My floor would be changed. My walls repainted. But what I learned from the process was how tough change could be. Even when you are leaving behind a tale you found troubling, a life you wanted to unlive, it is still hard work to pick up that paintbrush and change it all in one fell swoop. Humans don’t change like that. With every stroke of the brush and every stir of the paint bucket, we are learning to accept the change and try our very best to become renovated models of what we used to be.
I could barely roll the paint onto my walls. I was ready to faint from lifting the roller over my head. And to think I had four entire walls to do yet! I pushed and I pulled, I climbed and I crawled, I cried and I kind of bawled. Moving the furniture, prying the lids off the paint cans, and cleaning out dirty brushes. It’s a piece of work, that is no lie.

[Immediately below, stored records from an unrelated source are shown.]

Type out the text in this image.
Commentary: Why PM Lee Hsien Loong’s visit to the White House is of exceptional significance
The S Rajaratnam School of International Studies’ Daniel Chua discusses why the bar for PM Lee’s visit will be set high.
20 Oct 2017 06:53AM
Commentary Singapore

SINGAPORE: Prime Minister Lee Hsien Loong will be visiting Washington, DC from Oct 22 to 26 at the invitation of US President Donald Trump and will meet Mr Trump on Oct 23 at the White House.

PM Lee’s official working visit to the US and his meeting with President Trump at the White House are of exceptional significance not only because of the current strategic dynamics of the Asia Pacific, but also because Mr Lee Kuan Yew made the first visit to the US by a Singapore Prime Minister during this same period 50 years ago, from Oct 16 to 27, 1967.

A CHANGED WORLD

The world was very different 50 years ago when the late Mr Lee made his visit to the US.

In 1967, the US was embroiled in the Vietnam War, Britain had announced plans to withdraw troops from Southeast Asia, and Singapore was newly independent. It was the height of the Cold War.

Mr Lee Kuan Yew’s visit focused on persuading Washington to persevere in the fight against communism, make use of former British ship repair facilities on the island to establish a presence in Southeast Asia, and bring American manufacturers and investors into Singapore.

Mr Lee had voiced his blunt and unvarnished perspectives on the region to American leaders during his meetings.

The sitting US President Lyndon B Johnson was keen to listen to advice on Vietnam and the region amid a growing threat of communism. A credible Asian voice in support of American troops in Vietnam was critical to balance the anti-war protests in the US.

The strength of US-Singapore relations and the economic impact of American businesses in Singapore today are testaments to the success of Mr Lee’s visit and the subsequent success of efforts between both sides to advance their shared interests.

It’s like stepping onto college campus freshman year. It’s a new school, a new environment, a new chance to change into an adult who kind-of-sort-of-somewhat-not-really knows what he or she is doing. You’re painting yourself anew. You’re working hard to become something you’ve never been before.
Blue was never purple.
Look at that rainbow and let me show you that blue comes before indigo and violet. Blue becomes purple.
The face of the color changes.
So when you put your foot down – left, right, left – and walk onto campus this fall, show the world the face you worked hard to build, the face you pieced together from broken hearts and anguished thoughts, for all that you have finished and for all that you have fought.
Ghandi said, “Be the change you wish to see in the world.” So change. And let the world see you.